The development of next generation of magnetic data storage devices requires beter understanding of physical effects at nanoscale structures of certain materials [1, 2]. The goal of this project is developing machine learning models that can support the analysis of Scanning Electron Microscopy with Polarization Analysis (SEMPA) images.
In conventional magnets (such as fridge magnets) there is one magnetic north pole and one south pole. The magnetization vector (which points towards the local north pole) inside the material therefore points in the same direction everywhere. However, in the systems that we study, the magnetization is not unidirectional, but can instead form complex 3 dimensional patterns and structures where the magnetization vector rotates on nanometer length scales.

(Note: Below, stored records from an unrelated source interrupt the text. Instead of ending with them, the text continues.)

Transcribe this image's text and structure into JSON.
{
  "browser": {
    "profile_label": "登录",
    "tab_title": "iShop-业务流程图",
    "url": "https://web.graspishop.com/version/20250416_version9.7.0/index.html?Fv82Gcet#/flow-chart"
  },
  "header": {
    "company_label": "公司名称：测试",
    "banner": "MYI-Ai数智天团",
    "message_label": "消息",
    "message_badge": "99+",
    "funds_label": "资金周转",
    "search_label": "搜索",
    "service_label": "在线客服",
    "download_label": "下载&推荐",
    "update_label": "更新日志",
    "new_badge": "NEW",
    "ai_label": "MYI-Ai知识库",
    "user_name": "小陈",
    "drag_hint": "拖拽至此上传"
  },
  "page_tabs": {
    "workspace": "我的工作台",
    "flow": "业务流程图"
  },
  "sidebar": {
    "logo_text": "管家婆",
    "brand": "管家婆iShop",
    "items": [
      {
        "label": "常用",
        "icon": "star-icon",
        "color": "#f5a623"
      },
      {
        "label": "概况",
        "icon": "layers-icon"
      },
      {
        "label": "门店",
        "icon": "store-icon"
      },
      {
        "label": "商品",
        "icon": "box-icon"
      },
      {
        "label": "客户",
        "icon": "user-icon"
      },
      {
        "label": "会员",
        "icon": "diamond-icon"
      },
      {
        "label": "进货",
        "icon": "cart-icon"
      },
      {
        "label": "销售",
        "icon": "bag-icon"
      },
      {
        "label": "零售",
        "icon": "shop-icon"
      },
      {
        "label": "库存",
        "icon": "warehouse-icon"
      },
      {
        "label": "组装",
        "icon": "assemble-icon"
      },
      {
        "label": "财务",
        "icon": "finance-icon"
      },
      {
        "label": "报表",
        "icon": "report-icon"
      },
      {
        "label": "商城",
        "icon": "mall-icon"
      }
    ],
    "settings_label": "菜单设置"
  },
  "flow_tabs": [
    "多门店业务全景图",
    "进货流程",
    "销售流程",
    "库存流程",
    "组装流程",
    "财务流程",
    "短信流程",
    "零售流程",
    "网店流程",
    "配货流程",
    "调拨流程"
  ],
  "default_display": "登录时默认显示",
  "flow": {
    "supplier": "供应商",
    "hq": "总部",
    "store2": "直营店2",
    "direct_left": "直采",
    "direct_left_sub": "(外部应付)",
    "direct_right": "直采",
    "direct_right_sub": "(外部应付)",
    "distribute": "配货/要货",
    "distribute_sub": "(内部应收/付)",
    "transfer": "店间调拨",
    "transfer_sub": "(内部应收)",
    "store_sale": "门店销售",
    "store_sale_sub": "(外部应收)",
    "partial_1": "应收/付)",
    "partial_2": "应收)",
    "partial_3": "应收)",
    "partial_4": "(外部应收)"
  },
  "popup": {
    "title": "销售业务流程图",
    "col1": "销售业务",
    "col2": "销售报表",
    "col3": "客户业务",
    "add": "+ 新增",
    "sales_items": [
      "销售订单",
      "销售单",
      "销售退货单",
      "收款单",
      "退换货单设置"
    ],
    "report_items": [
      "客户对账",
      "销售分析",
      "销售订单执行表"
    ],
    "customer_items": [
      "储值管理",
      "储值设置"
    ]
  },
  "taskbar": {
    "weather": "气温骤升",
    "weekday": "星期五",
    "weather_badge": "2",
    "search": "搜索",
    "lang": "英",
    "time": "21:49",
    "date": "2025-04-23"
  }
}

The exact size and shape of these structures is intricately connected to the physical effects that play a role at the nanoscale. By imaging and studying such structures we gain information about the nature of these effects.
We investigate such patterns using Scanning Electron Microscopy with Polarization Analysis. This technique enables measurements of the 3D magnetization vector inside a magnetic sample with nanometer resolution. The generated data consists of 2D images containing projections of this 3D vector field, that are mutually orthogonal. An example is shown in Figure 1. Currently, these data sets are analyzed manually which is a time consuming process that is prone to errors.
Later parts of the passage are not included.